Prices, demand for most ag products to remain strong

December 20, 2012

Most agricultural producers in the Inland Northwest had a strong year that will spill over into 2013, including a successful wheat crop and high wheat prices—and a trend toward growing more chick peas to meet consumer demand.

However, growers face rising costs to bring products to market, industry experts say. They also cite uncertainty about federal funding.

Other commodities—hay, apples, cattle, and vineyard grapes—also have had a good 2012 that includes higher prices and crop yields, a recent Northwest Farm Credit Services report says. Potatoes are one commodity for which prices are down because of strong supplies, the big Spokane-based ag lender says.

"The outlook for most commodities is very positive," says Craig Crider, a senior vice president at Northwest Farm Credit Services. "We're looking forward optimistically to 2013."

Todd Scholz, a spokesman for the Moscow, Idaho-based U.S.A. Dry Pea & Lentil Council, says producers here are increasingly shifting more acreage to growing chick peas, mostly for making hummus spread, rather than as much in dry pea production. While lentil production here held steady, North Dakota and Montana have expanded their dry pea and lentil production, Scholz says.
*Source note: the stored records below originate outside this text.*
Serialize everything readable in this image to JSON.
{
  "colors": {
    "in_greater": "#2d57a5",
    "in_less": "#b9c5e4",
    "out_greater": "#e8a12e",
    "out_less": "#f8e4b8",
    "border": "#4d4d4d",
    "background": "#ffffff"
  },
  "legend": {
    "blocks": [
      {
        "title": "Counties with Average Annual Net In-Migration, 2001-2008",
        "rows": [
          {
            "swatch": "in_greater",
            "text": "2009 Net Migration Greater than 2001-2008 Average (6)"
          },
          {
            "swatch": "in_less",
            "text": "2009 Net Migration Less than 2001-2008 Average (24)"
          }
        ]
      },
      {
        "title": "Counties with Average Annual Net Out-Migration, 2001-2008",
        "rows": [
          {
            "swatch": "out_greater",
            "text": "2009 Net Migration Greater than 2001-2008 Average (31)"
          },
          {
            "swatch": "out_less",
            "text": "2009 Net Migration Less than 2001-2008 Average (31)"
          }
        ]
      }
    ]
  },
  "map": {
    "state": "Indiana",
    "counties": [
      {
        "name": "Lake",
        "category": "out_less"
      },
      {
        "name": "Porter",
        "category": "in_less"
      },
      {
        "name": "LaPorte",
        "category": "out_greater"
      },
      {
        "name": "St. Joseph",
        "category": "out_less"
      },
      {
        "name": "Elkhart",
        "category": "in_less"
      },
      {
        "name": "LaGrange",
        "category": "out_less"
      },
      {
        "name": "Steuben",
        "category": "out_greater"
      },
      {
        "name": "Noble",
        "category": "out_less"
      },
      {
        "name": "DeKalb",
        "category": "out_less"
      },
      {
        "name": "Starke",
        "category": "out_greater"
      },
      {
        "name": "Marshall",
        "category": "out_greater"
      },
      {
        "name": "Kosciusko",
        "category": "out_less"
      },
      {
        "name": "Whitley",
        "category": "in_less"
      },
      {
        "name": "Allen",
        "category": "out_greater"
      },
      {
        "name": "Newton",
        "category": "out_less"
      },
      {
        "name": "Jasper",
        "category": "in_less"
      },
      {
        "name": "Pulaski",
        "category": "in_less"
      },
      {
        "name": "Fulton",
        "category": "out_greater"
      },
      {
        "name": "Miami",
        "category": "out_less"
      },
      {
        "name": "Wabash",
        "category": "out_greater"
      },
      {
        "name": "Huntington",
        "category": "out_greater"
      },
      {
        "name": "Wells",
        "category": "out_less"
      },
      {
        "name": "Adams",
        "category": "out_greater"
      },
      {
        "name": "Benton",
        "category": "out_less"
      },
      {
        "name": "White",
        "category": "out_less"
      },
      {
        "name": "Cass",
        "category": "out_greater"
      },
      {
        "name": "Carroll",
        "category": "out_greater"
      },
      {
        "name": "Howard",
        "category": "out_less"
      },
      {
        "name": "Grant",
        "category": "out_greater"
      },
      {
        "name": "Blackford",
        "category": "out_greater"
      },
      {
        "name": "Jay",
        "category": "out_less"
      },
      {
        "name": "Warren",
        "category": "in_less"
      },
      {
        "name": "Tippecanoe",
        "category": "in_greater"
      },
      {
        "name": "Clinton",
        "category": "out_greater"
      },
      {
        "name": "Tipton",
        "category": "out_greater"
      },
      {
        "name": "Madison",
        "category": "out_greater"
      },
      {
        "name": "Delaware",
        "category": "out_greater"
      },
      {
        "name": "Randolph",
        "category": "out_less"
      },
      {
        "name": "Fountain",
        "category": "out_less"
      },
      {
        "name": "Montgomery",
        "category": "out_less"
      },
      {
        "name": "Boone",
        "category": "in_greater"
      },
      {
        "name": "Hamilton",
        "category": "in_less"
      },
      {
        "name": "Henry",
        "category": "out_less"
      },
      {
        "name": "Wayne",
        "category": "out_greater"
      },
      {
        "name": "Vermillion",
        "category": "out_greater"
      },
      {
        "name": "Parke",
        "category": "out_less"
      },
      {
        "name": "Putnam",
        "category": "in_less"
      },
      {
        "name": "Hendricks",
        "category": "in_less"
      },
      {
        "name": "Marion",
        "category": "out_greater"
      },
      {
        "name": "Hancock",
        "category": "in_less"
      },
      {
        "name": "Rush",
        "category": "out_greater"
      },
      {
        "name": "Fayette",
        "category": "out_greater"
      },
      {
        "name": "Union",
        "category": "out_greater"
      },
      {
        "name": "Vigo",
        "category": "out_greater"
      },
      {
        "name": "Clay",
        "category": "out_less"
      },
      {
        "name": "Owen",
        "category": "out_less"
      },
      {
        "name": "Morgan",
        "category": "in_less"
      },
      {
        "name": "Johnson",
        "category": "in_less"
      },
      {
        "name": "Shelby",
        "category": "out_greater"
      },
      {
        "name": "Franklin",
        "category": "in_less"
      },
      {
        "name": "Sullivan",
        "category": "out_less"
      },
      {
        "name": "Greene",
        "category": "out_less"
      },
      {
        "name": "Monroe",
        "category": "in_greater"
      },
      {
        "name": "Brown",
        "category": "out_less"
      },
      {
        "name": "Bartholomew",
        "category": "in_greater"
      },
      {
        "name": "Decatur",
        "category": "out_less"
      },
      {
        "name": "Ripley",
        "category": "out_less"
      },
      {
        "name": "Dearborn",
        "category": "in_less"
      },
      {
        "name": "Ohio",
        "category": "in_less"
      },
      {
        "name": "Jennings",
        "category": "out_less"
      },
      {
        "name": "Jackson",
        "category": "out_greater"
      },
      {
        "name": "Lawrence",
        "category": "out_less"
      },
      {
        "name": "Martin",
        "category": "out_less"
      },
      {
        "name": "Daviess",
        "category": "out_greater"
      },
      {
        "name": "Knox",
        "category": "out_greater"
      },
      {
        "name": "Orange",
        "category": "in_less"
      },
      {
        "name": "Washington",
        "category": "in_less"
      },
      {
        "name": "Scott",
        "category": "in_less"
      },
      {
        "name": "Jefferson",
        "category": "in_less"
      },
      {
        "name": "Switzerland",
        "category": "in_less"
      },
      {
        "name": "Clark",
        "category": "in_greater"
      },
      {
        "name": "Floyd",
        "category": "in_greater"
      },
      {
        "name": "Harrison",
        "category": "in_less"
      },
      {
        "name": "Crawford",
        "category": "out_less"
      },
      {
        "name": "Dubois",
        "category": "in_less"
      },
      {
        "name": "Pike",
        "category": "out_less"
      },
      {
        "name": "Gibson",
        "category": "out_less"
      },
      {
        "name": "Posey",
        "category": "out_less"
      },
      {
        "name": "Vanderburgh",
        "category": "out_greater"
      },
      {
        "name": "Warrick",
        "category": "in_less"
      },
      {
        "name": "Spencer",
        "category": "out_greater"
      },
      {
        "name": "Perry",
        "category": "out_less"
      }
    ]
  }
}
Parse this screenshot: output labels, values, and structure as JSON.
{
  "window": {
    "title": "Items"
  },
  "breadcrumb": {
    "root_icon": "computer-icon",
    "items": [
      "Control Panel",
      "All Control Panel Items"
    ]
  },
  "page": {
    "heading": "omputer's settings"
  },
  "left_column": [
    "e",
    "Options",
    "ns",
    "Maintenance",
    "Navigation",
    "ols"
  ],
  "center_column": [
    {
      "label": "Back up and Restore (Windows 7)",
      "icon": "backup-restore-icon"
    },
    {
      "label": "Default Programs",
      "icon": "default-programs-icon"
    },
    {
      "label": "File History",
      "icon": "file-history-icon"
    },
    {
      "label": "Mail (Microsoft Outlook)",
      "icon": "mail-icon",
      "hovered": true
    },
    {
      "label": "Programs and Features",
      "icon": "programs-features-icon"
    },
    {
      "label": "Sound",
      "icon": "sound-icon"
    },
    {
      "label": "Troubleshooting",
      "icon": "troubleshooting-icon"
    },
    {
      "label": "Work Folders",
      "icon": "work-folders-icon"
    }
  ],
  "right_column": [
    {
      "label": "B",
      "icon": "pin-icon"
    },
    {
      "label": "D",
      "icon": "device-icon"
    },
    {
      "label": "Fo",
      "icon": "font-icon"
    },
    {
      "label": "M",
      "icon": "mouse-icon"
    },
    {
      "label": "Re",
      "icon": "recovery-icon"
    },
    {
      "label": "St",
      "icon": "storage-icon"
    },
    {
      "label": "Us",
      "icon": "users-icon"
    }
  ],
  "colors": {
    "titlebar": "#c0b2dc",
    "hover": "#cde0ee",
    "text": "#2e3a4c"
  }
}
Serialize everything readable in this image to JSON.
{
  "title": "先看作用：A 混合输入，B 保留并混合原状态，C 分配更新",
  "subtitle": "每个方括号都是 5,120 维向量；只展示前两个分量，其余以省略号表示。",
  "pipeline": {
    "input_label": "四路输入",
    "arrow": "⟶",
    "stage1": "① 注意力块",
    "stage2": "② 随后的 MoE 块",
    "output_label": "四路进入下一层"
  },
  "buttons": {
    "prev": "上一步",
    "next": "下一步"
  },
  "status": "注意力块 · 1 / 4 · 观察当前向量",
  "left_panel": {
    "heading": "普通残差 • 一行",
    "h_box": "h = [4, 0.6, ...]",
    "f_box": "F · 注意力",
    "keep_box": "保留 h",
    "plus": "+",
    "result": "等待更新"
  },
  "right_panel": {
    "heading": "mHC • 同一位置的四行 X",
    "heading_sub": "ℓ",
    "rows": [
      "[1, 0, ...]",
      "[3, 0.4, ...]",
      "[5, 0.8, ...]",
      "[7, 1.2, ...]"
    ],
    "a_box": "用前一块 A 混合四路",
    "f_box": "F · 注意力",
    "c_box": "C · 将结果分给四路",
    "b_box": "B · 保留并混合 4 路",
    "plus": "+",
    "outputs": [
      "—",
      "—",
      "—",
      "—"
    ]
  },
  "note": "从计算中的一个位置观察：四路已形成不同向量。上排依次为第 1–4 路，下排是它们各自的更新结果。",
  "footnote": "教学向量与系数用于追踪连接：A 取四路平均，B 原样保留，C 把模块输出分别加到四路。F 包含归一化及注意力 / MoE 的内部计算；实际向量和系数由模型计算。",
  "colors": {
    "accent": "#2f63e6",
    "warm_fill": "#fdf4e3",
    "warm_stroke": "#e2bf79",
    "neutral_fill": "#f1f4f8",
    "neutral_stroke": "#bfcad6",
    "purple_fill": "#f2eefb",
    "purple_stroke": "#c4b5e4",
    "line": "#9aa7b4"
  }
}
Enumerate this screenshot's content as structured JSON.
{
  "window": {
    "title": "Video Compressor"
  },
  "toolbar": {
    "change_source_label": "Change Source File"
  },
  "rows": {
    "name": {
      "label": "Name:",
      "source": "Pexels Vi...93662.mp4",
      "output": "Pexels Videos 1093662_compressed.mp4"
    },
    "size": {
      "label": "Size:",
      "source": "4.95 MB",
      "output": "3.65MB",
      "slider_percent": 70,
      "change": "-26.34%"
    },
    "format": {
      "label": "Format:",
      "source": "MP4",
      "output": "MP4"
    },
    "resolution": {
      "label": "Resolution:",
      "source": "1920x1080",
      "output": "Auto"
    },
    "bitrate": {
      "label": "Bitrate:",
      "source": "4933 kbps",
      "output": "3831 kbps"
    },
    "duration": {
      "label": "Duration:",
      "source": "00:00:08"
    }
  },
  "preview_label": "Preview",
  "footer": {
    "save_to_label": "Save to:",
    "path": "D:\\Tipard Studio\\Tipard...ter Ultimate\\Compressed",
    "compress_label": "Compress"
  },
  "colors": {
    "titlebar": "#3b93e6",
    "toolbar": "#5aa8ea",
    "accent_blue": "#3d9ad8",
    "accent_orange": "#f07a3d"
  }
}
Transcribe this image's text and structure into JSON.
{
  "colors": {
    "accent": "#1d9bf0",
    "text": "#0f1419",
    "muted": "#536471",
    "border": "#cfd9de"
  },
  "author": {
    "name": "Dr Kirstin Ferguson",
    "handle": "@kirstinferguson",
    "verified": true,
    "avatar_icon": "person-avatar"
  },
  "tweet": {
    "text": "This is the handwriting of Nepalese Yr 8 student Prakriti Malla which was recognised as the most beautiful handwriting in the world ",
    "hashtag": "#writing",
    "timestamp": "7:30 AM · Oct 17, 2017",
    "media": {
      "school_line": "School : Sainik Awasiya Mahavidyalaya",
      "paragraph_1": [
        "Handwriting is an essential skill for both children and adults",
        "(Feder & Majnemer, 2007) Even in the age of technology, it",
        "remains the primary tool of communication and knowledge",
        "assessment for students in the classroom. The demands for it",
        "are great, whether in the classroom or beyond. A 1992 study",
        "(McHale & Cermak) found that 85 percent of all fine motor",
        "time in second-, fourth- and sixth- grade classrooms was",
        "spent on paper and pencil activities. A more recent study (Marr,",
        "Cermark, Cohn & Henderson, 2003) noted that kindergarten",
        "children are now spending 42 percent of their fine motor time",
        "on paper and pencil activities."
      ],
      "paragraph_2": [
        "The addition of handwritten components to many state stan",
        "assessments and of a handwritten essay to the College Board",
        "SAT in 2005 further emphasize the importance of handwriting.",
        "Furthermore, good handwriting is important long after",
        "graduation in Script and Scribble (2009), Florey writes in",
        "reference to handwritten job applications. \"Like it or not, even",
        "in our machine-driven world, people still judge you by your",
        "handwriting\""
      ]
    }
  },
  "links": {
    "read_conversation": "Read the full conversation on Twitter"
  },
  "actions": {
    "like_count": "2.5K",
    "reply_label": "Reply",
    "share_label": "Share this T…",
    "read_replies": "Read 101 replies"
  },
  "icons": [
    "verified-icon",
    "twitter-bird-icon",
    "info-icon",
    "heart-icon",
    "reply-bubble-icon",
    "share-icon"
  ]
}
Recent dry pea prices for growers are between 12 cents and 15 cents per pound, compared with 25 cents to 35 cents per pound for chick peas, and 42 cents for large chick peas, he says. "Four years ago, there were about 25,000 to 30,000 acres in chick peas (regionally), and now it's about 70,000 acres," in Washington and Idaho, or about three-quarters of some 100,000 acres total in the U.S., he adds.

Glen Squires, CEO of the Spokane-based Washington Grain Commission, says wheat growers in the state produced a 2012 crop totaling a little more than 146 million bushels, about 6 percent higher than the average yield in recent years. Though less than the 2011 bumper crop of 167 million bushels, this year's crop had high protein levels and other above-average quality standards, Squires says. Other wheat-growing parts of the world also have experienced weather-related problems such as drought, which should bode well for demand of Northwest-grown wheat, he adds.

Meanwhile, prices for soft white wheat, which is the variety grown mostly in Eastern Washington, have risen from an average of just over $6 per bushel a year ago to nearly $9 per bushel recently.

"The expectations are that with reduced world productions, and with the strong U.S. wheat crop, that prices should remain firm going into the next year, but much of that has to do with supply and demand, not only with wheat, but also with corn," Squires says.

Northwest Farm Credit Services reported Sept. 30 that wheat prices had risen more than 40 percent since June, and most growers had sold 50 percent or more of their 2012 crop. Some farmers have locked in 2013 prices at near $9 per bushel under contract for part of their crops, the lender says.

Squires says many dynamics are influencing wheat prices, including limited corn supplies after this year's severe Midwest drought, but a challenge for producers is higher costs for fertilizer, fuel, equipment, and freight. Producers also are concerned about political turmoil in big wheat-buying countries, such as Yemen and Egypt, which may hamper transporting the commodity there, he says.

Statewide potato production rose 3.1 percent this year over 2011, but producers who lack contracts with major food producers are selling at about $2 or $3 per 100 pounds, which is below the cost of production, Northwest Farm Credit Services says.